NS+NM-WeA-9 High Resolution Electron Beam Induced Etching of Extreme Ultraviolet (EUV) Lithography Mask Films
M.G. Lassiter, P.D. Rack (University of Tennessee); T. Liang (Intel Corp.)
The application of EUV wavelengths for lithography is emerging as a viable technology to extend the production of small feature sizes for integrated circuits and nanotechnology. In order to make EUV lithography commercially viable, production of the mask requires the repair of defects found during the mask inspection. Traditionally, the highest resolution mask repair technology involves using a focused ion beam (FIB) of Gallium ions to physically sputter away material for etching and to induce dissociation of a precursor gas to deposit material for repairs. Some of the Gallium ions are implanted into the surface of the mask and leave undesirable effects such as reduced transmission of clear area repairs in photomasks and reduced reflection of the clear area of EUV masks. The use of electron beam induced processes for the repair of EUV masks has recently been developed as an alternative to FIB repair of masks. The electron beam induces the dissociation of a precursor gas to cause a reaction at the surface of the mask. This reaction either deposits material or causes the etching of the mask material, depending upon the type of precursor used and the substrate material. This work focuses on the latter case of electron beam induced etching (EBIE). Electron beam provides superior spatial resolution than that of the FIB, so the EBIE process can be more effective in small mask feature repairs.
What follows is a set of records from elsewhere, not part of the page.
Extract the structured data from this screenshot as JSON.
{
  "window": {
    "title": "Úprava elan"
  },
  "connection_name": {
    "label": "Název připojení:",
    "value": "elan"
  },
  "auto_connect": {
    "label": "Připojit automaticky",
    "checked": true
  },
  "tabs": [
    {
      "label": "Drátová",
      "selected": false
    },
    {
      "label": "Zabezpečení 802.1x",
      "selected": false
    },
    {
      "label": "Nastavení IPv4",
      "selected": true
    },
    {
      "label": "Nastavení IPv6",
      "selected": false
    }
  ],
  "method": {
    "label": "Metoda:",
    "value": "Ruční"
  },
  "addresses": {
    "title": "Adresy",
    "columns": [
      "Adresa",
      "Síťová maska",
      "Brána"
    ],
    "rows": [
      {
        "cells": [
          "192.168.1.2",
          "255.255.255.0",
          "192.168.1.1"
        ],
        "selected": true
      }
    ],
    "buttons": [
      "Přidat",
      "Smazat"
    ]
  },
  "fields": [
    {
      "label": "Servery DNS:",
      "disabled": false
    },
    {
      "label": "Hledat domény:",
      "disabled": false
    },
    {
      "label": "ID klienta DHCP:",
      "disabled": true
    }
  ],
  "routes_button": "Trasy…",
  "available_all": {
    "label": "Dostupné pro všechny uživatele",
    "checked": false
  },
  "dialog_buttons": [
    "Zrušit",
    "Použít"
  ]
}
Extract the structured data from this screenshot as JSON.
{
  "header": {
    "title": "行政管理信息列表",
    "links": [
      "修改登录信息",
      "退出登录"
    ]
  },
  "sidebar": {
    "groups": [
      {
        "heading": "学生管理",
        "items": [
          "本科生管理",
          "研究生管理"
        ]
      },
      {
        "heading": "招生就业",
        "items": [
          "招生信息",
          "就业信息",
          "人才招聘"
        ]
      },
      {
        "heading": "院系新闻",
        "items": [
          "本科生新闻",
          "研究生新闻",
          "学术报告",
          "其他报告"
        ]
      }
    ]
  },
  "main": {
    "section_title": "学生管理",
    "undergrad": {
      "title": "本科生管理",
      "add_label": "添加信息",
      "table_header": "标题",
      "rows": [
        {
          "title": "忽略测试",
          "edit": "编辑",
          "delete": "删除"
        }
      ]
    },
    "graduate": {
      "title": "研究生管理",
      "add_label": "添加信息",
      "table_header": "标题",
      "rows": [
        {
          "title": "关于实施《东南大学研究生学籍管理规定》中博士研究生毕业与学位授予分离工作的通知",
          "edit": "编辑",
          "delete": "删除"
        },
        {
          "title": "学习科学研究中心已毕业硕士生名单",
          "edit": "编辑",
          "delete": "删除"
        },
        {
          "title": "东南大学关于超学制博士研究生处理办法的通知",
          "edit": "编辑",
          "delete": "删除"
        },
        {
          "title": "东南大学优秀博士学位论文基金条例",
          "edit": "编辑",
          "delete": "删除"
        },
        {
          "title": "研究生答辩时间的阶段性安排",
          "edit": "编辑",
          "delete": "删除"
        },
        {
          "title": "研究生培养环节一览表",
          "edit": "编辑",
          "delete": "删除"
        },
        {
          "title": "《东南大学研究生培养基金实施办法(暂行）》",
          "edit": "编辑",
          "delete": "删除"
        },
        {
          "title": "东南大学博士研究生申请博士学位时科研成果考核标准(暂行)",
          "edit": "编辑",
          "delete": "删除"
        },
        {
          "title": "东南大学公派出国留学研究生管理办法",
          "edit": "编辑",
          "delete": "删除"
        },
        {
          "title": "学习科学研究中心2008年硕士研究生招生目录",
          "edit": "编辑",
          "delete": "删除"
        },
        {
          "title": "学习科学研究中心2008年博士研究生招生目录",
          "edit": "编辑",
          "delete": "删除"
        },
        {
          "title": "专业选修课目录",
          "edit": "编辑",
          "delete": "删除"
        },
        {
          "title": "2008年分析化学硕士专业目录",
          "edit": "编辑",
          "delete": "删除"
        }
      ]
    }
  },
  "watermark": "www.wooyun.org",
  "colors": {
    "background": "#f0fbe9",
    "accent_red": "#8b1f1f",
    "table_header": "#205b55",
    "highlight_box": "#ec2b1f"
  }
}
Also, the electron beam will not damage the mask materials because of the relatively small mass of the electron and relatively low energy used in the electron beam. This work characterizes the process of high resolution EBIE of Tantalum Nitride based EUV mask films. The effects of electron beam parameters such as accelerating voltage, beam current, and the scanning parameters are investigated. Furthermore, the use of various precursor gases is examined, and the effects on spatial resolution, etching rate, and selectivity against other materials are determined.